On April 26, 1986, there was an accident at the Chernobyl nuclear power plant in Chernobyl, Ukraine (at the time, a part of the Soviet Union). This was the most severe accident in the history of the nuclear power industry. Due to the severity of the accident, 160,000 Ukrainian residents were evacuated and permanently relocated.

Radioactive material from the Chernobyl accident was found in neighbouring countries and parts of Western Europe, demonstrating for the first time that nuclear accidents can have international implications. This prompted the need for international cooperation, communication and transboundary requirements in national emergency plans.

After Chernobyl the International Atomic Energy Agency (IAEA) developed international conventions (Convention on Early Notification of a Nuclear Accident; Convention on Assistance in the Case of a Nuclear Accident or Radiological Emergency). Canada is a signatory to these conventions.

Other nuclear incidents

1952 and 1958, Chalk River

On December 12, 1952, the National Research Experimental (NRX) Reactor at Chalk River Laboratories in Ontario, Canada, experienced mechanical problems and operator error that led to overheating fuel rods and significant damage to the NRX reactor core. It was the world's first nuclear reactor accident.

On May 23, 1958, a fuel rod rupture in the National Research Universal (NRU) reactor led to a fire and contamination of the NRU building and surrounding area.

In both instances, the Canadian military helped with cleaning up.

1978, COSMOS 954

On January 24, 1978, COSMOS 954, a soviet nuclear-powered surveillance satellite crashed in the Northwest Territories, Canada. Covering land from Yellowknife's Great Slave Lake to northern Alberta and Saskatchewan with scattered debris. At the time, no single federal department was responsible for responding to such an event.

1979, Three Mile Island

On March 28, 1979, a partial meltdown of a reactor at the Three Mile Island Nuclear Generating Station in Pennsylvania resulted in the most serious accident in U.S. commercial nuclear power plant operating history. Although its radioactive releases had no detectable health effects on plant workers or the public, it demonstrated the need for partnership agreements and increased communication between Canada and the U.S.

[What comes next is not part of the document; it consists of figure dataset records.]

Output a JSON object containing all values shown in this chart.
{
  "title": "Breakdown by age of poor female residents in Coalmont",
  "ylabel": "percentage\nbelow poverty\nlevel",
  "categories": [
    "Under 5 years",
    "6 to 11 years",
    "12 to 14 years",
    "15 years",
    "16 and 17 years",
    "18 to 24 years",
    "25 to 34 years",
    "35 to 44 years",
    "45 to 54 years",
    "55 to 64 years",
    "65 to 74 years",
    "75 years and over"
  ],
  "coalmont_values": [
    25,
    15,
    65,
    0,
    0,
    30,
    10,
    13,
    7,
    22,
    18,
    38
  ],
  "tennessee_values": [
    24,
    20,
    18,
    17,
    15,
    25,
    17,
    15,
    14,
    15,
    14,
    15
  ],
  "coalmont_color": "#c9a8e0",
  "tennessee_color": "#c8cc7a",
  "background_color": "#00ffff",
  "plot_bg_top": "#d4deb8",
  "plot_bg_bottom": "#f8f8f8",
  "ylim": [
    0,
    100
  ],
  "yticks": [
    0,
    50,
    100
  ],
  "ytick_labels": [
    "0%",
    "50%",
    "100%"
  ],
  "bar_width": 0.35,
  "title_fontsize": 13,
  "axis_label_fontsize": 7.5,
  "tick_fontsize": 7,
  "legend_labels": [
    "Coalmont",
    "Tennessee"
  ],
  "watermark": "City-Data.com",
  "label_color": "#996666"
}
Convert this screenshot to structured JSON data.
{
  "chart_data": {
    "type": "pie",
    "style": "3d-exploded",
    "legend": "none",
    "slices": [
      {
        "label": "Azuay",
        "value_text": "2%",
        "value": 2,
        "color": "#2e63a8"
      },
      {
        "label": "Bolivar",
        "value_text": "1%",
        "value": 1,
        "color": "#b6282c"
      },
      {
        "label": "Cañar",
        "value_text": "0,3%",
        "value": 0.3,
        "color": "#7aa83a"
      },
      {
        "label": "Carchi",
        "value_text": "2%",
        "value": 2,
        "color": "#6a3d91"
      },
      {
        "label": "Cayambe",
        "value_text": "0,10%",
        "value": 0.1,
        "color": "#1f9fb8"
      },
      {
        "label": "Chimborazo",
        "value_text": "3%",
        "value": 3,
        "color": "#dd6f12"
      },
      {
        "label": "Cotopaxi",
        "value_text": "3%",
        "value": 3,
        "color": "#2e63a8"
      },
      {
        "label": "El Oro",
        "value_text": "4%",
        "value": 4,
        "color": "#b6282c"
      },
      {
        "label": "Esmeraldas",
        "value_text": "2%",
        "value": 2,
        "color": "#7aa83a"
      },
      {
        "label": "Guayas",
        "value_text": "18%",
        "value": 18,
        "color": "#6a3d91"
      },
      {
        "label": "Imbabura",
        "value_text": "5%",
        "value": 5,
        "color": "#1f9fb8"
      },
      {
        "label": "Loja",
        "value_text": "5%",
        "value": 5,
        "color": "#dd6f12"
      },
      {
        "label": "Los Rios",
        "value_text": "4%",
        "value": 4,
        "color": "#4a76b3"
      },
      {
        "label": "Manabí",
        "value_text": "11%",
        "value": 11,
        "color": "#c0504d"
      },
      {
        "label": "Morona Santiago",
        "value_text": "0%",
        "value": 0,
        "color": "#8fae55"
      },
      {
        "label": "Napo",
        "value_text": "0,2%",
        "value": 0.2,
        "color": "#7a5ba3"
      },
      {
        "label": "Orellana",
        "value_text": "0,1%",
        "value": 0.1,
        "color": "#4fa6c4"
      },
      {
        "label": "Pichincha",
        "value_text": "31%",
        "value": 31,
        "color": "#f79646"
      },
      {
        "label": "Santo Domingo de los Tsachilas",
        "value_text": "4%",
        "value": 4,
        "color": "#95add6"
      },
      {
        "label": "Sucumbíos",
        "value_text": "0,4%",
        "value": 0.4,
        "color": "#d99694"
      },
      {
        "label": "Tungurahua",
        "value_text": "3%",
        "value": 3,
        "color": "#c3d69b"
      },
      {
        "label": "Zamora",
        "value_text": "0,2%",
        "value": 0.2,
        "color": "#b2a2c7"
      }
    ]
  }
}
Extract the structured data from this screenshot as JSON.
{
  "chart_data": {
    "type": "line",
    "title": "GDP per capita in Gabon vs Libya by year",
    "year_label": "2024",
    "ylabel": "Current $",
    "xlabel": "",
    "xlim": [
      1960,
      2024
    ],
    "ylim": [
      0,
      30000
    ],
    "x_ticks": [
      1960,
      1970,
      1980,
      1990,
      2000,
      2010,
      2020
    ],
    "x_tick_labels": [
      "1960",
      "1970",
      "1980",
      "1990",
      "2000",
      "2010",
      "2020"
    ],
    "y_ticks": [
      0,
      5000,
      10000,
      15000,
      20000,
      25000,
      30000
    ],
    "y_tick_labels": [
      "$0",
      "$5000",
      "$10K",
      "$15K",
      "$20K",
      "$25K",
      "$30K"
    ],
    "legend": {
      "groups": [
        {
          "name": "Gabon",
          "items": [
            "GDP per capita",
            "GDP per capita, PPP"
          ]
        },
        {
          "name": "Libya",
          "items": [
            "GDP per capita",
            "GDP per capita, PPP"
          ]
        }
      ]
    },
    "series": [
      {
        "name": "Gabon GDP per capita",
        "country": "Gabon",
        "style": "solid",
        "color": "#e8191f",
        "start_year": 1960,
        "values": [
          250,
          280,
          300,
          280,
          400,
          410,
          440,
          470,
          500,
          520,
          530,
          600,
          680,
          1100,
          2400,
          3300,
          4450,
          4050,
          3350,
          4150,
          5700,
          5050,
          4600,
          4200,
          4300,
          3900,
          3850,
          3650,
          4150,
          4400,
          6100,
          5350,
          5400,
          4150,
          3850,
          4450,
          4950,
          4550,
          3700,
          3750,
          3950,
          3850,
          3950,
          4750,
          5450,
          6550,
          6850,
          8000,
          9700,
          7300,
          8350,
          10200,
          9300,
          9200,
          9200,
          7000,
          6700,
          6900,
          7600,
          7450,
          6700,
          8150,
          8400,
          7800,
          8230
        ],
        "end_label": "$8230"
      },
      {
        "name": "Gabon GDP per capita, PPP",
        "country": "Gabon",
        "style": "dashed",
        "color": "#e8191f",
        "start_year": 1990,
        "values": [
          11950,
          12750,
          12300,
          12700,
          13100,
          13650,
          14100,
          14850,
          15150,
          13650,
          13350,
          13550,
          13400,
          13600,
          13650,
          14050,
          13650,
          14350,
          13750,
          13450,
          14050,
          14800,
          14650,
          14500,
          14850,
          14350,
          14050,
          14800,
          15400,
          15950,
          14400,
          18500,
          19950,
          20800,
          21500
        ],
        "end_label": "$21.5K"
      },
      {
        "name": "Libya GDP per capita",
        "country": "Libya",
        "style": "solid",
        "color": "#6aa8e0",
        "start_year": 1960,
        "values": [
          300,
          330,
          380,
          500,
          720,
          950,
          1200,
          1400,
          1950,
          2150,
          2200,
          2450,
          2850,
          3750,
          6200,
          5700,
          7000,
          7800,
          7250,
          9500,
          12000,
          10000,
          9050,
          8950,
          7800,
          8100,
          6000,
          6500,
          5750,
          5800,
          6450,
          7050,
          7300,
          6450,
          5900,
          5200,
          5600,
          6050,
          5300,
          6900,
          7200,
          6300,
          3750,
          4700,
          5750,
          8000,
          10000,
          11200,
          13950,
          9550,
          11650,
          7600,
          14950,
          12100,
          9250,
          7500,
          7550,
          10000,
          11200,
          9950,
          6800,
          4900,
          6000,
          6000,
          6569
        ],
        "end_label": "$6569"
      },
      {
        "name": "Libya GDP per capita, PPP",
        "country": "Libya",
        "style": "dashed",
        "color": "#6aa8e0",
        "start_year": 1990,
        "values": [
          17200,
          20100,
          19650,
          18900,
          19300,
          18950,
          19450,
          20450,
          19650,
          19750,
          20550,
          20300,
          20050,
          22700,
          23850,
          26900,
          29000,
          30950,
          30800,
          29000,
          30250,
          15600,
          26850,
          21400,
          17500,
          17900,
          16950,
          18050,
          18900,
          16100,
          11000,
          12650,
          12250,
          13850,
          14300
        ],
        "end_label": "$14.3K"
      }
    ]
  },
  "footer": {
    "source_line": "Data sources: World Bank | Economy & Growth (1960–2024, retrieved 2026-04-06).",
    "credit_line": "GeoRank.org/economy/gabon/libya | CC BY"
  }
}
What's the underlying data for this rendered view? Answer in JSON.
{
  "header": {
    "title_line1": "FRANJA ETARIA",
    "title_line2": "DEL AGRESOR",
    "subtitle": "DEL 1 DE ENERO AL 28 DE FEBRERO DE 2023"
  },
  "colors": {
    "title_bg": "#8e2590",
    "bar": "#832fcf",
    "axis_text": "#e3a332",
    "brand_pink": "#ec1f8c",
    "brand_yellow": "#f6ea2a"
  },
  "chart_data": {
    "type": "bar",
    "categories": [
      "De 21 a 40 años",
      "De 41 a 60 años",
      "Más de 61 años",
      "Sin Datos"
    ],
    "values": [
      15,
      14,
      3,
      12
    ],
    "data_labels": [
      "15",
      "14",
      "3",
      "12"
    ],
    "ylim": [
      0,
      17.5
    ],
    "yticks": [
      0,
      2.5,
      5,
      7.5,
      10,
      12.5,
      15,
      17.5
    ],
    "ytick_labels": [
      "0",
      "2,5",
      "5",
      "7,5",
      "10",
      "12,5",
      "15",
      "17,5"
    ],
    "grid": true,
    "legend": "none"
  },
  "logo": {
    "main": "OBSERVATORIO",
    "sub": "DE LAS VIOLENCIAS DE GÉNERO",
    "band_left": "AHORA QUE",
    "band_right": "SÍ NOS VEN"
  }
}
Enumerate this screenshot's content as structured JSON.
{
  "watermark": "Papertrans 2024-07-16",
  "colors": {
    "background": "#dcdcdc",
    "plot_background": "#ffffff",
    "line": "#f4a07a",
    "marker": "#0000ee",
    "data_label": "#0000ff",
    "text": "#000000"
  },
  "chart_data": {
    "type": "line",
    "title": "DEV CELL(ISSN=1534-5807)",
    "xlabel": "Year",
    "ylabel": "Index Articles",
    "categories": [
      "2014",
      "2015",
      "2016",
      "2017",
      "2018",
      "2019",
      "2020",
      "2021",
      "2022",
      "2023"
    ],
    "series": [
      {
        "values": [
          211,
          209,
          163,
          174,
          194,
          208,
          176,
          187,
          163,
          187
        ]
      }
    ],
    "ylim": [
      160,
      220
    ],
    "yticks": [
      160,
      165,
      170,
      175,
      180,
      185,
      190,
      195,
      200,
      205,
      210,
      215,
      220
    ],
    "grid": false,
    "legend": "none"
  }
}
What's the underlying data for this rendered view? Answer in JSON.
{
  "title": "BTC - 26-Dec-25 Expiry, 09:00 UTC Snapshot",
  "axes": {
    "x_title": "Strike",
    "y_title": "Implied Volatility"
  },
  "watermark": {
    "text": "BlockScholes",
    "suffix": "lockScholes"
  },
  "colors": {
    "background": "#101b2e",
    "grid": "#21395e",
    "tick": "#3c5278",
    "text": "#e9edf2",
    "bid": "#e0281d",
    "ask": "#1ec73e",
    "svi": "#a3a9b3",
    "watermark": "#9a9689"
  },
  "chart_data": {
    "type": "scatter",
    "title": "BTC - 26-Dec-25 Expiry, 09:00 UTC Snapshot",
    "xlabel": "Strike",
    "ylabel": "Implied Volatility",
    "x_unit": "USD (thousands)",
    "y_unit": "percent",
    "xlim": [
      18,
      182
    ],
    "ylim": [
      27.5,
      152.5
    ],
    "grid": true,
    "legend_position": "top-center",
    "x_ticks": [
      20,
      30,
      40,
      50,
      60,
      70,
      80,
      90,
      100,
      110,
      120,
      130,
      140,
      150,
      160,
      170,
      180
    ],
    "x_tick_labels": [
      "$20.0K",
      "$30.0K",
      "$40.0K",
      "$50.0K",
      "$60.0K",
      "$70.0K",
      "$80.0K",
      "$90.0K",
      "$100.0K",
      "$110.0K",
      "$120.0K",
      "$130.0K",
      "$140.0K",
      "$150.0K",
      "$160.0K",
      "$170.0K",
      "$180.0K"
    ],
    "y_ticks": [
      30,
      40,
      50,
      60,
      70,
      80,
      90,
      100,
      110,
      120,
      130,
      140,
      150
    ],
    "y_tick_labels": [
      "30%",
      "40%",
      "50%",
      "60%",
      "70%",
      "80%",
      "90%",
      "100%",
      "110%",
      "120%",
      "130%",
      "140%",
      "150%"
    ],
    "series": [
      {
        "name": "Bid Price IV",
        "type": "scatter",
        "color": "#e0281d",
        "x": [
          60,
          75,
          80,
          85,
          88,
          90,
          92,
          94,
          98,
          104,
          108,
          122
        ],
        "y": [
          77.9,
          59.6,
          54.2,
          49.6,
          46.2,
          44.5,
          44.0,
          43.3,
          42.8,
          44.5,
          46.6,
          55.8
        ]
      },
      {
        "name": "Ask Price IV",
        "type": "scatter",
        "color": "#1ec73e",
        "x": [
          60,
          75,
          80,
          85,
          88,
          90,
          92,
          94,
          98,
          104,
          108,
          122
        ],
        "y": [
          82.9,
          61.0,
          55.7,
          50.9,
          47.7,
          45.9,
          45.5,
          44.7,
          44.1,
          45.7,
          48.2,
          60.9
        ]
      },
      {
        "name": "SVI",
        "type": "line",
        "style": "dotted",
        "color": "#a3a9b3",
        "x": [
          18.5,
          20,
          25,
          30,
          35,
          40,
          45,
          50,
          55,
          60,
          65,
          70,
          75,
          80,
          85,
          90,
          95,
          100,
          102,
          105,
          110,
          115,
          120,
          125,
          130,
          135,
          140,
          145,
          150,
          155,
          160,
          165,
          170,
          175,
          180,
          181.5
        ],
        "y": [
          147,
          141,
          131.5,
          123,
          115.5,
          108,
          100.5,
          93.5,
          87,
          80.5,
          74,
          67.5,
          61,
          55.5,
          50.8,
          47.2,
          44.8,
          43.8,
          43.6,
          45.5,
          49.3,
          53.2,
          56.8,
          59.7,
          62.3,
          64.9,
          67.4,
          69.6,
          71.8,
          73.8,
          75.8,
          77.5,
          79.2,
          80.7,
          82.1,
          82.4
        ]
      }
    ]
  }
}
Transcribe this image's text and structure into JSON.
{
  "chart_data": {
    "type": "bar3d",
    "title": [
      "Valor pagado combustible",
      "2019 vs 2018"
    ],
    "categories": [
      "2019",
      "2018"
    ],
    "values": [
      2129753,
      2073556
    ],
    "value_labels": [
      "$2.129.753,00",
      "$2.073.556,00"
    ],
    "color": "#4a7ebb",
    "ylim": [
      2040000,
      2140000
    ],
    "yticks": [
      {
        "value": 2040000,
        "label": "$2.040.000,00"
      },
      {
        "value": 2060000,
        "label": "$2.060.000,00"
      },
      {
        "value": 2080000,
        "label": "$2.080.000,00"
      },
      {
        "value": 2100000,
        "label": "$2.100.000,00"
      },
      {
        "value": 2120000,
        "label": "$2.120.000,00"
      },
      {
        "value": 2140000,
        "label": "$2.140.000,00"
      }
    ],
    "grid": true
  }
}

This incident and COSMOS 954 prompted the Government of Canada to designate Health Canada as responsible for the mandate of coordinating a Federal Nuclear Emergency Plan.

1983, Pickering

On August 1, 1983, a pressure tube holding a fuel rod ruptured at the Pickering Nuclear Generating Station, in Ontario, Canada. Although some coolant escaped, it was recovered before it left the plant and no radioactive material was released from the containment building.

1994, Pickering

On December 10, 1994, a faulty valve led to a pipe break in a reactor at Pickering Nuclear Generating Station, in Ontario, Canada. This resulted in a major loss of coolant and a spill of 185 tonnes of heavy water. The emergency core cooling system was activated, preventing a more serious accident from occurring.

2009, Darlington

On December 21, 2009, more than 200,000 litres of water containing trace amounts of tritium, the radioactive isotope of hydrogen, was released into Lake Ontario after workers accidentally filled the wrong tank with a mixture of tritium and water at the Darlington Nuclear Generating Station in Ontario, Canada. The resulting concentration of the isotope in the lake did not pose harm to residents.